Pair Trading with Lonza Group and Lonza Group

The main advantage of trading using opposite Lonza Group and Lonza Group positions is that it hedges away some unsystematic risk. Because of two separate transactions, even if Lonza Group position performs unexpectedly, Lonza Group can make up some of the losses. Pair trading also minimizes risk from directional movements in the market. For example, if an entire industry or sector drops because of unexpected headlines, the short position in Lonza Group will offset losses from the drop in Lonza Group's long position.

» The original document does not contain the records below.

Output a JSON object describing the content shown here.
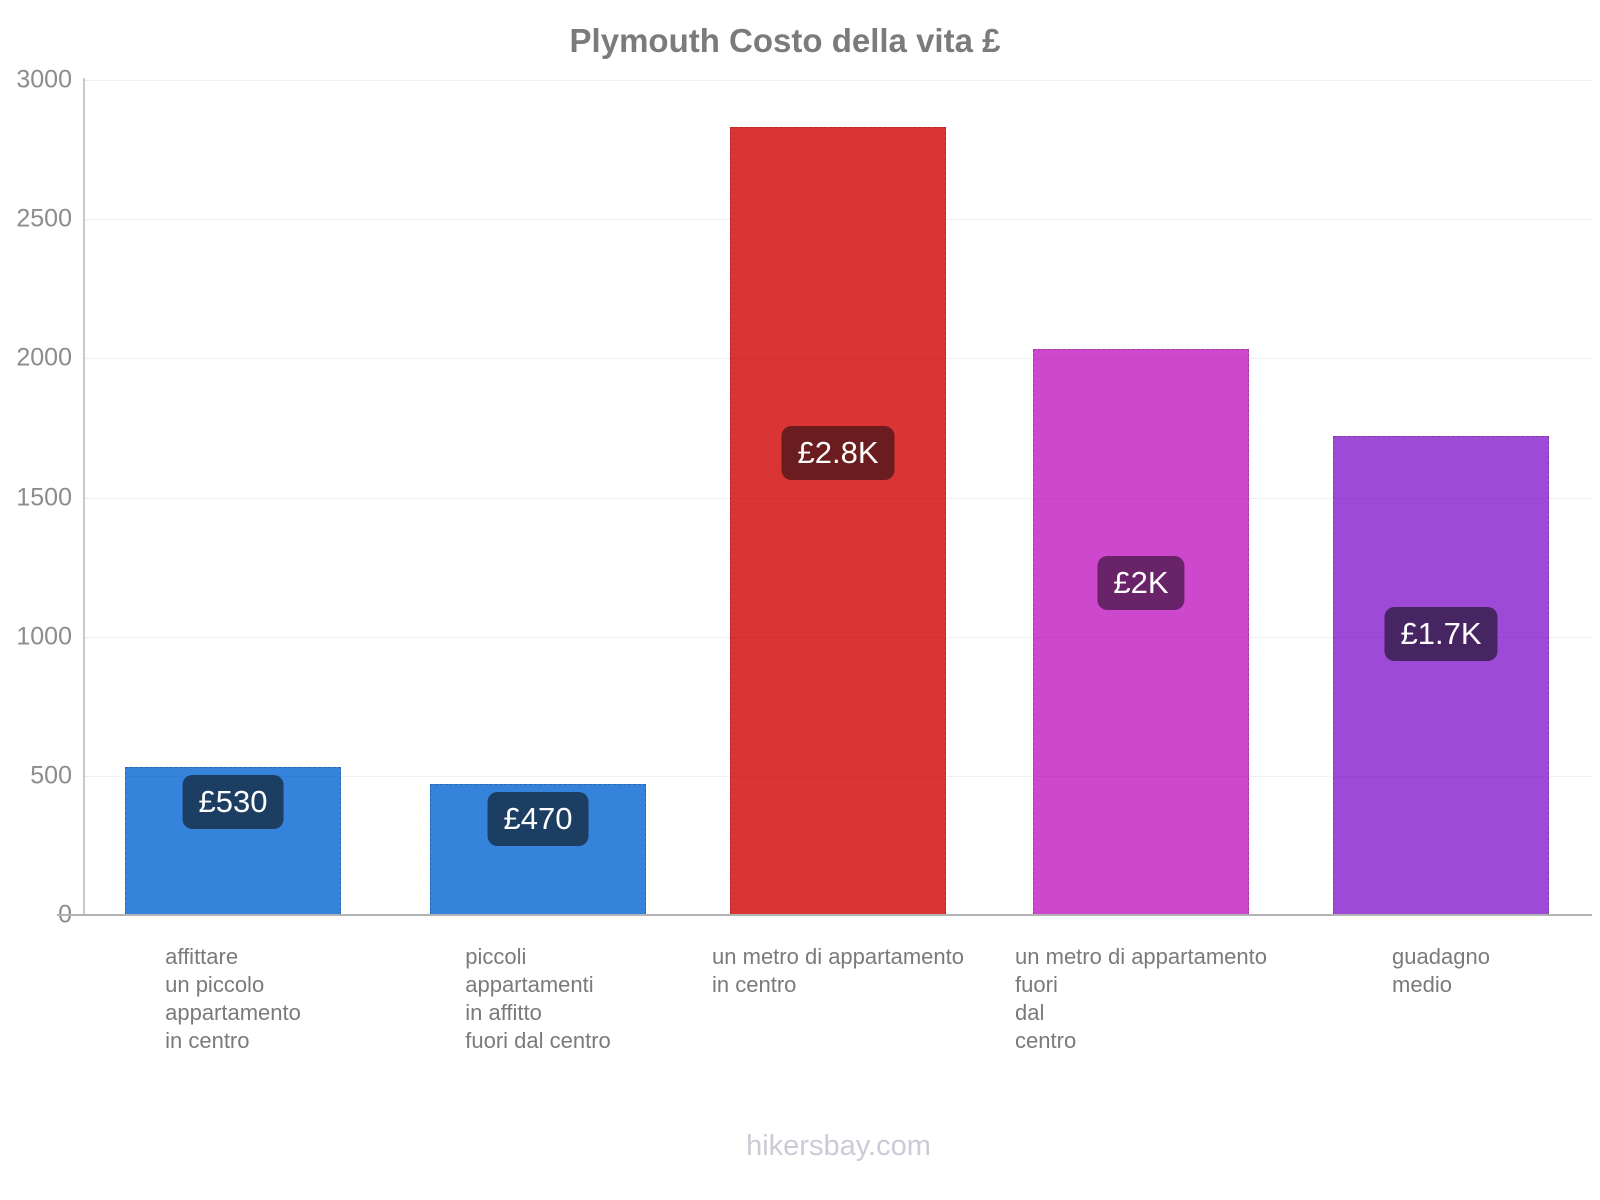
{
  "chart_data": {
    "type": "bar",
    "title": "Plymouth Costo della vita £",
    "categories": [
      "affittare\nun piccolo\nappartamento\nin centro",
      "piccoli\nappartamenti\nin affitto\nfuori dal centro",
      "un metro di appartamento\nin centro",
      "un metro di appartamento\nfuori\ndal\ncentro",
      "guadagno\nmedio"
    ],
    "values": [
      530,
      470,
      2830,
      2035,
      1720
    ],
    "value_labels": [
      "£530",
      "£470",
      "£2.8K",
      "£2K",
      "£1.7K"
    ],
    "bar_colors": [
      "#3583DB",
      "#3583DB",
      "#DB3434",
      "#CE48CE",
      "#9D4BD6"
    ],
    "badge_colors": [
      "#1D3E63",
      "#1D3E63",
      "#6B1C1E",
      "#692469",
      "#472562"
    ],
    "xlabel": "",
    "ylabel": "",
    "ylim": [
      0,
      3000
    ],
    "yticks": [
      0,
      500,
      1000,
      1500,
      2000,
      2500,
      3000
    ],
    "legend": "none",
    "grid": "horizontal-dotted",
    "footer": "hikersbay.com"
  }
}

The idea behind Lonza Group and Lonza Group AG pairs trading is to make the combined position market-neutral, meaning the overall market's direction will not affect its win or loss (or potential downside or upside). This can be achieved by designing a pairs trade with two highly correlated stocks or equities that operate in a similar space or sector, making it possible to obtain profits through simple and relatively low-risk investment.
Check out your portfolio center.
Note that this page's information should be used as a complementary analysis to find the right mix of equity instruments to add to your existing portfolios or create a brand new portfolio. You can also try the Risk-Return Analysis module to view associations between returns expected from investment and the risk you assume.